Imaginemos o quanto isso abalaria nossa estrutura psicológica, nossos medos aflorados, nossas dores expostas dentro de nós e nesse território do nada. Imaginemos nossos adolescentes sucumbindo ao desespero da falta de saída e se suicidando aos dez, doze anos de idade…

Agora, pensemos que muitas pessoas sabem disso. Que diversas autoridades, que deveriam ser responsáveis pelo bem estar de todos e todas, têm conhecimento e até eventualmente testemunham isso. Será que não nos revoltaríamos? Não nos perguntaríamos por que meu povo não está sendo considerado, por que estamos nessa situação, o que fizemos para merecer tanta humilhação e desprezo? Quem não reagiria, nessa condição? Quem não iria querer lutar por sua vida e suas coisas, mesmo contado só com aquilo que lhe resta, que são a força e a sabedoria de se organizar e ocupar para fazer valer, na retomada de quem sabe que, se nada fizer, nada terá.

Como sabemos, essa não é uma história fantástica. Lamentavelmente, ela é real e cotidiana, quer na vida desse Povo, quer na de inúmeros outros indígenas e quilombolas do Brasil. Observe-se que os Kaiowá-Guarani sequer reivindicam todo o território ao qual de fato teriam direito. Nas atuais circunstâncias, lutam apenas pelo acesso à Reserva Ecológica obrigatória existente em meio à imensidão da soja tóxica plantada nas terras que lhes foram roubadas. Mas mesmo isso lhes está sendo negado.

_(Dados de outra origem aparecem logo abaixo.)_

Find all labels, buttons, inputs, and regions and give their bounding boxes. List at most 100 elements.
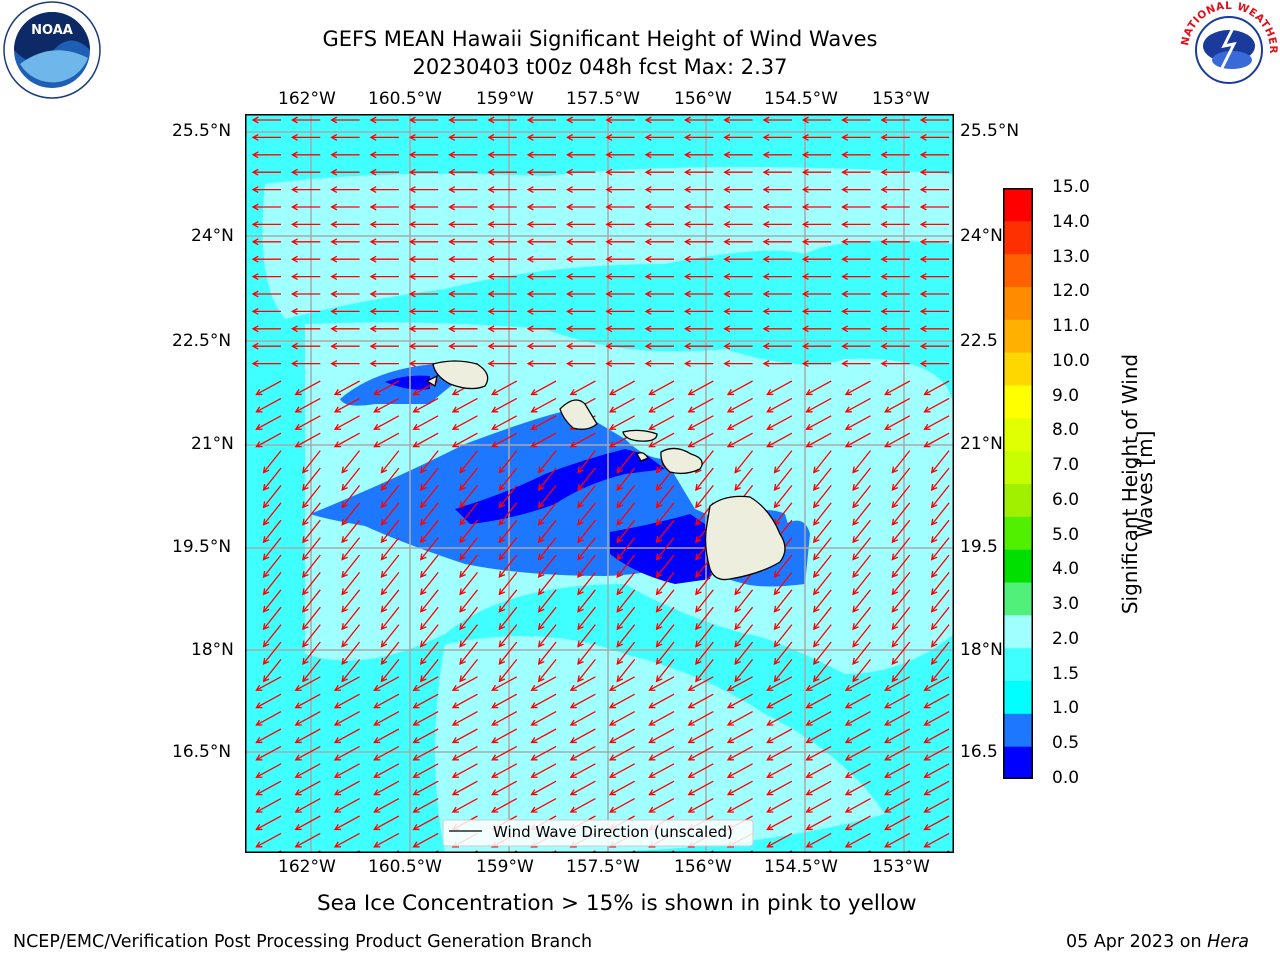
- wave-vector: [931, 450, 950, 473]
- wave-vector: [649, 432, 675, 448]
- wave-vector-head: [451, 702, 459, 709]
- wave-vector: [570, 745, 596, 761]
- wave-vector-head: [919, 168, 927, 176]
- wave-vector: [538, 658, 557, 682]
- wave-vector-head: [930, 553, 938, 561]
- wave-vector-head: [448, 151, 456, 159]
- wave-vector-head: [891, 536, 899, 544]
- wave-vector-head: [373, 737, 381, 744]
- wave-vector-head: [373, 806, 381, 813]
- wave-vector-head: [255, 423, 263, 430]
- wave-vector-head: [577, 483, 584, 491]
- wave-vector-head: [451, 754, 459, 761]
- wave-vector: [931, 537, 950, 560]
- wave-vector: [767, 832, 793, 848]
- wave-vector-head: [290, 133, 298, 141]
- wave-vector-head: [723, 203, 731, 211]
- wave-vector: [767, 380, 793, 395]
- wave-vector-head: [487, 325, 495, 333]
- wave-vector-head: [655, 536, 663, 544]
- field-deep-bigisland: [610, 514, 712, 584]
- wave-vector: [688, 780, 714, 796]
- wave-vector: [924, 745, 950, 761]
- wave-vector: [577, 554, 596, 578]
- wave-vector: [420, 502, 439, 526]
- wave-vector: [924, 676, 950, 691]
- wave-vector: [380, 537, 400, 560]
- wave-vector-head: [695, 553, 702, 561]
- wave-vector-head: [683, 151, 691, 159]
- wave-vector-head: [695, 483, 702, 491]
- wave-vector-head: [408, 168, 416, 176]
- lon-tick-top-1: 160.5°W: [368, 89, 442, 109]
- wave-vector-head: [923, 719, 931, 726]
- wave-vector-head: [687, 754, 695, 761]
- wave-vector-head: [812, 675, 820, 683]
- wave-vector-head: [290, 168, 298, 176]
- wave-vector-head: [616, 536, 624, 544]
- wave-vector-head: [262, 466, 270, 474]
- colorbar-block: [1003, 713, 1033, 747]
- wave-vector-head: [380, 553, 388, 561]
- wave-vector-head: [801, 273, 809, 281]
- wave-vector-head: [805, 684, 813, 691]
- wave-vector: [656, 484, 675, 508]
- lon-tick-top-0: 162°W: [278, 89, 336, 109]
- wave-vector-head: [451, 389, 459, 396]
- wave-vector: [459, 502, 479, 526]
- wave-vector-head: [448, 116, 456, 124]
- wave-vector: [256, 763, 282, 778]
- lon-tick-top-2: 159°W: [476, 89, 534, 109]
- wave-vector-head: [726, 719, 735, 726]
- wave-vector-head: [369, 290, 377, 298]
- wave-vector: [727, 415, 753, 430]
- wave-vector-head: [644, 360, 652, 368]
- wave-vector-head: [487, 307, 495, 315]
- wave-vector-head: [852, 623, 859, 631]
- wave-vector-head: [380, 518, 388, 526]
- wave-vector: [806, 693, 832, 709]
- wave-vector-head: [333, 771, 342, 778]
- wave-vector-head: [923, 824, 931, 831]
- wave-vector: [413, 397, 439, 413]
- wave-vector-head: [491, 423, 499, 430]
- lon-tick-bottom-5: 154.5°W: [764, 857, 838, 877]
- wave-vector-head: [569, 771, 577, 778]
- wave-vector: [767, 676, 793, 691]
- wave-vector: [924, 798, 950, 813]
- wave-vector: [538, 641, 557, 665]
- wave-vector: [695, 484, 714, 508]
- wave-vector-head: [801, 290, 809, 298]
- wave-vector-head: [880, 290, 888, 298]
- wave-vector-head: [537, 570, 545, 578]
- wave-vector-head: [801, 307, 809, 315]
- wave-vector: [570, 693, 596, 709]
- lon-tick-bottom-0: 162°W: [278, 857, 336, 877]
- wave-vector-head: [341, 553, 348, 561]
- colorbar: [1003, 188, 1033, 780]
- wave-vector-head: [655, 553, 663, 561]
- wave-vector-head: [801, 238, 809, 246]
- wave-vector-head: [451, 806, 459, 813]
- wave-vector-head: [844, 684, 852, 691]
- wave-vector-head: [923, 771, 931, 778]
- wave-vector: [649, 728, 675, 743]
- wave-vector-head: [262, 501, 270, 509]
- wave-vector-head: [451, 771, 459, 778]
- wave-vector: [374, 832, 400, 848]
- wave-vector-head: [723, 360, 731, 368]
- wave-vector-head: [880, 273, 888, 281]
- wave-vector-head: [616, 570, 624, 578]
- wave-vector-head: [773, 657, 781, 665]
- wave-vector-head: [923, 441, 931, 448]
- wave-vector-head: [294, 841, 302, 848]
- wave-vector-head: [648, 423, 656, 430]
- wave-vector-head: [919, 220, 927, 228]
- wave-vector-head: [841, 273, 849, 281]
- wave-vector: [380, 624, 400, 647]
- wave-vector-head: [566, 325, 573, 333]
- wave-vector-head: [419, 605, 427, 613]
- wave-vector-head: [412, 423, 420, 430]
- wave-vector-head: [262, 483, 270, 491]
- wave-vector: [931, 519, 950, 543]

Para o GT Combate ao Racismo Ambiental, a situação dos Guarani-Kaiowá é um reflexo de uma racionalidade criminosa que acomete uma sociedade eticamente doente. E não só: que faz também adoecer, com sofrimentos que são considerados e tratados com pesos e medidas diferentes e desiguais, dependendo da cor, da etnia, da raça, da classe e do gênero.

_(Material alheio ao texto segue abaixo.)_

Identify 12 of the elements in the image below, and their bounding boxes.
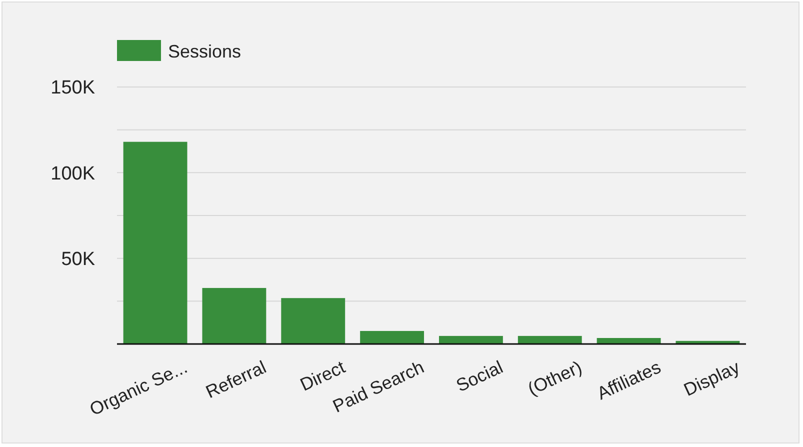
bar xyxy=(123,142,188,344)
y-tick-label: 100K xyxy=(50,163,96,184)
bar xyxy=(281,298,346,344)
bar xyxy=(202,288,266,344)
bar xyxy=(438,336,503,344)
bar xyxy=(518,336,582,344)
bar xyxy=(360,330,424,344)
y-tick-label: 150K xyxy=(50,78,96,99)
bar xyxy=(596,338,661,344)
legend-label: Sessions xyxy=(168,41,242,62)
y-tick-label: 50K xyxy=(61,248,96,270)
x-tick-label: Social xyxy=(453,356,506,396)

Na visão hegemônica, sofrimento de índio não comove, ou só comove aos demasiado românticos. Justiça para índio é atraso. Povo indígena com direito é entrave ao desenvolvimento. Maternidade indígena é animal. Infância indígena é ameaça ao futuro desenvolvido. Idosos indígenas são estorvos de ninguém. Território indígena é terra a ser saqueada. Cultura indígena é folclore insignificante e passageiro. Simbologias, tradições e crenças indígenas são a infância do mundo; a ausência de deus.

Não é à toa que, mesmo com os avanços conquistados pelas lutas sociais no reconhecimento das perdas e usurpações que atingiram e atingem os povos originários, as leis nacionais e internacionais deles consequentes ainda não garantam aos indígenas a justiça e o direito à existência e à vida digna.

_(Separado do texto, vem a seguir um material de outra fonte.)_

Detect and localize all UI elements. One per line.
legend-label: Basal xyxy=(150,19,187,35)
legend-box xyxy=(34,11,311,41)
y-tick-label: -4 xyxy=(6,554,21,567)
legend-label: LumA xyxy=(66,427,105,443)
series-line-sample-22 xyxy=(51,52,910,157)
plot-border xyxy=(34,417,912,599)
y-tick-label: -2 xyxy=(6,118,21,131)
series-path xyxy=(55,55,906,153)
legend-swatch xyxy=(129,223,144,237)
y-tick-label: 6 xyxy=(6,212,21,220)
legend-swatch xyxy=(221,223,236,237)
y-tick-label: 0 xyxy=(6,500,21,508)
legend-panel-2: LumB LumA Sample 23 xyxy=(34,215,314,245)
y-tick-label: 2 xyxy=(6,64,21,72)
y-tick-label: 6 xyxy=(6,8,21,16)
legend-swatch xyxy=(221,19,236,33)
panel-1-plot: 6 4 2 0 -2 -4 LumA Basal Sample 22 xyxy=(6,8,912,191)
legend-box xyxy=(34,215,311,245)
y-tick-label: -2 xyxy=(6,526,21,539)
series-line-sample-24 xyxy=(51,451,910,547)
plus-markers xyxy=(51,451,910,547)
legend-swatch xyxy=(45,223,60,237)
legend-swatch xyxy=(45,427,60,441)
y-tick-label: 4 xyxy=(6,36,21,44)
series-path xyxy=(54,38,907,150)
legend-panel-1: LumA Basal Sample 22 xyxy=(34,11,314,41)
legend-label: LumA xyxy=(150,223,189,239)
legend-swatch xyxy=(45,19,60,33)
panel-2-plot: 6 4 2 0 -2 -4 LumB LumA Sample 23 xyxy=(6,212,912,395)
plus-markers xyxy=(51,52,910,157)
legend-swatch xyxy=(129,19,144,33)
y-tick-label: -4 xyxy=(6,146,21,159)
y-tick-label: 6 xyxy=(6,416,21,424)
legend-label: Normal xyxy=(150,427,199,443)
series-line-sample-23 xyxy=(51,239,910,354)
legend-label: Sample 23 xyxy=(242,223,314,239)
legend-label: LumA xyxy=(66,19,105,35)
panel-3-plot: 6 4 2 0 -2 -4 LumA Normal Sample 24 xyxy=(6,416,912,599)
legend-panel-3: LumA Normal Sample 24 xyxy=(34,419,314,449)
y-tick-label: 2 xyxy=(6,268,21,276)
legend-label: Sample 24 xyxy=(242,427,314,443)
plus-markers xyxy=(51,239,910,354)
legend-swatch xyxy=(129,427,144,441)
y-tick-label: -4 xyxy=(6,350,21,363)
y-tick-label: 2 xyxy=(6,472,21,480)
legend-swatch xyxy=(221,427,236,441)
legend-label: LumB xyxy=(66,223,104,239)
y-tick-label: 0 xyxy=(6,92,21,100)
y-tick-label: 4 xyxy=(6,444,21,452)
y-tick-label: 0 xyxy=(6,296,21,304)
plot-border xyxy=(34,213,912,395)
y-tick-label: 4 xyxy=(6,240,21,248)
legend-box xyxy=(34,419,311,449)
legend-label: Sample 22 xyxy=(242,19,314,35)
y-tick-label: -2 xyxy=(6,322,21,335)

Para nós – e isso deveria ser uma questão óbvia para a sociedade e as autoridades brasileiras -, é significativo que todos os esforços da comunidade, da sociedade civil organizada, do Ministério e da Defensoria Públicos e da própria FUNAI não tenham sido suficientes para que o sofrimento pelo qual vem passando o povo Kaiowá-Guarani seja considerado e tratado a partir daquilo que seria humanamente óbvio: o direito ao território, o exercício do respeito e a garantia de condições de vida dignas.

Ao contrário disso, em nome dos interesses de ruralistas, pecuaristas e monocultores, as necessidades e os direitos da comunidade indígena são transformados em questão técnica e burocrática, situada no campo de códigos institucionais que não fazem parte da experiência dos povos a não ser em termos de opressão e subordinação. O território que antes acolhia agora é mera terra onde só se pode viver na medida em que se atende aos interesses, linguagens e determinações do outro, dos superiores e donos legítimos do poder.

Entendemos que, desde a era colonial (se é que ela de fato terminou), os povos indígenas foram vitimados pela violência dos diferentes colonizadores, na sua ânsia de acumulação. Essa herança histórica hoje se corporifica numa sociedade burguesa e numa falsa democracia branca, forjadas por ideais e interesses capitalistas que se refletem em múltiplas formas de genocídio, com o aval ou mediante a omissão das instituições e dos poderes públicos. Podres poderes, nos quais povos indígenas não têm representação, não são devida e efetivamente reconhecidos como sujeitos políticos, sequer são tratados como pessoas – com valores, crenças, tradições, trabalho e todas as dimensões que marcam a existência dos seres humanos e das sociedades.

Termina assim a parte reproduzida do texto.